April 26, 2024

A Cautionary Tale: From Adjudication Decision to Winding-Up

The question of whether a company can be wound up for failing to make payment in accordance with the terms of an adjudication decision was recently canvassed by the Court of Appeal in Bludream City Development Sdn Bhd v Pembinaan Bina Bumi Sdn Bhd.

The Court of Appeal’s decision can be found here.

Background Facts

The Appellant, a developer of a service apartment located at Mines Resort City, engaged the Respondent to construct and complete the building and infrastructure works of the project.

On 17 July 2019, the Respondent initiated adjudication proceeding against the Appellant for unpaid work done in relation to the Project amounting to RM5,510,197.91. The adjudicator decided in the Respondent’s favour, with the Appellant ordered to pay the adjudicated sum of RM6,175,669.10 to the Respondent (“Adjudication Decision”).

On 4 March 2020, the Appellant filed an originating summons in the High Court to set aside and stay the Adjudication Decision. Simultaneously, the Respondent filed an originating summons in the High Court to enforce the Adjudication Decision.

On 13 August 2020, the Appellant’s architect issued valuation report no. 37, interim certificate no. 37 and a revised statement of final account, attempting to substantially reduce the amount the Appellant owed the Respondent. Consequently, the Respondent commenced arbitration to challenge the interim certificate and the revised statement of final account. The Appellant cross-referred its dispute vis- a-vis the Adjudication Decision to the same arbitration.

In December 2020, the High Court dismissed the Appellant’s application to set aside and stay the Adjudication Decision and granted the Respondent’s enforcement application.

Dissatisfied, the Appellant appealed to the Court of Appeal against both decisions of the High Court; these appeals were also dismissed. Finally, the Appellant’s application seeking leave to appeal to the Federal Court was dismissed in October 2022.  

While that process had been taking its course, following the dismissal of the Appellant’s application in the High Court, the Respondent had served on the Appellant a statutory demand pursuant to Section 465 (1) (e) of the Companies Act 2016, demanding payment of the RM6,175,669.10 premised on the Adjudication Decision.
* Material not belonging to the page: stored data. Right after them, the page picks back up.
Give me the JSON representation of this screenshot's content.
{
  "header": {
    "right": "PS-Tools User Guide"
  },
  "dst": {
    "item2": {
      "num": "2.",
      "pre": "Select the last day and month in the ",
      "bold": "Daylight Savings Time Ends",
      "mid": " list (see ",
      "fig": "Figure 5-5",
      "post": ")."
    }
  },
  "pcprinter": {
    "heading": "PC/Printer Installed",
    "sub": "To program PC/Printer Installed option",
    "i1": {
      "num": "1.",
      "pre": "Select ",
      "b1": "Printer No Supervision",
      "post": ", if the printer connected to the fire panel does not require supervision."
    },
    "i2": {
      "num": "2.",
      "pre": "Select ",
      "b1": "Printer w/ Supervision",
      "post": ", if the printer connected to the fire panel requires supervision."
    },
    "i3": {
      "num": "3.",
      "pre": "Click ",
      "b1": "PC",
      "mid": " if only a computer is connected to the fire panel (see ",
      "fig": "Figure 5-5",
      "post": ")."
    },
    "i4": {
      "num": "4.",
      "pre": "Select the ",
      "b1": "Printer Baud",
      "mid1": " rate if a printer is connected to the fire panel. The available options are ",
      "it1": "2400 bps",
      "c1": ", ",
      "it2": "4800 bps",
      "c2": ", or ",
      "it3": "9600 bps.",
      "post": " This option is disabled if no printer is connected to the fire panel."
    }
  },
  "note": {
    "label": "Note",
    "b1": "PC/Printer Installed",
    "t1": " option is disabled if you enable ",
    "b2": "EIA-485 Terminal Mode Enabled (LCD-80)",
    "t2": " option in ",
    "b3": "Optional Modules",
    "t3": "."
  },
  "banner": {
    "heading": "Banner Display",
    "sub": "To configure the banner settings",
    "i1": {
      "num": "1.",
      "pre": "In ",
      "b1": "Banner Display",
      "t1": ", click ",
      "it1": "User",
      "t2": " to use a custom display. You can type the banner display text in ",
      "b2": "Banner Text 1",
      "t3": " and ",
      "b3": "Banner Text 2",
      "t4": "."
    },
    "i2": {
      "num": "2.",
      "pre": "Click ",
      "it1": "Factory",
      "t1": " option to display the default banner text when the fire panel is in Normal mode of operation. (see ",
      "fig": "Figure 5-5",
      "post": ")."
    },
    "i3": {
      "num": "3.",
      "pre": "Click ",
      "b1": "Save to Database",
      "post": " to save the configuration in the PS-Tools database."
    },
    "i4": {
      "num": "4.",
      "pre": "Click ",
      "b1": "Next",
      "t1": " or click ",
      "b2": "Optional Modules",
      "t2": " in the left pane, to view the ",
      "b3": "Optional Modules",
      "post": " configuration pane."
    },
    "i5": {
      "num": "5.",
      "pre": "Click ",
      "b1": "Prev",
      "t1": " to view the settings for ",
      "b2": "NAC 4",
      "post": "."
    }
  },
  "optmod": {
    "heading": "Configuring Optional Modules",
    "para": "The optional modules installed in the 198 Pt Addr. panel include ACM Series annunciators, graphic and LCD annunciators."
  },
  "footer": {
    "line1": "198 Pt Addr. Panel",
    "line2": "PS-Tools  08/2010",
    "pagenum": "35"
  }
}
The Respondent received no response from the Appellant.

Winding-Up Petition

With the Appellant failing to respond to the demand within the prescribed timeframe, the Respondent instituted a winding-up petition against the Appellant (“Petition”) on 23 September 2021.

The Appellant applied to strike out the Petition, but the application was dismissed. Subsequently, the Appellant filed an application seeking a Fortuna injunction to restrain the Respondent from continuing with the winding-up proceeding against the Appellant, but this application was also dismissed.

On 15 November 2022, the Petition was granted by the High Court (“Judgment”). In allowing the Petition, the High Court held that:

  • the Adjudication Decision had been enforced as a court judgment and the debt demanded in the statutory demand (which was based on the Enforcement Order) was an undisputed judgment debt;
  • the fact that the Adjudication Decision had the element of “temporary finality” did not mean that it  was denuded and devoid of any effect unless it had been stayed;
  • the valuation report no. 37 and the interim certificate no. 37 were issued to frustrate the Respondent’s claims and to avoid paying for the work carried out;
  • the failure on the part of the Appellant to pay the judgment debt triggered the presumption that the Respondent was unable to pay its debt; and
  • in any event, the Appellant had failed to adduce sufficient evidence to show that the Respondent was commercially solvent, financially fit, and capable of paying its debts to the Respondent.

Dissatisfied with the Judgment, the Appellant lodged an appeal to the Court of Appeal.

In the Court of Appeal

On appeal, the Appellant contended, amongst others, that:

  • the Respondent could not rely on the Adjudication Decision to commence winding-up proceedings when the disputed Adjudication Decision was pending final determination through arbitration or through Court proceedings;
  • since the status of an adjudication decision was one of “temporary finality” only, the right to wind up a company based on the Adjudication Decision contradicted the legislative intent of CIPAA; and
  • the cross-claims raised by the Appellant in the arbitration extinguished the Respondent’s adjudicated claim allowed in the Adjudication Decision, leaving a sum of RM1,939,987.83 payable to the Appellant.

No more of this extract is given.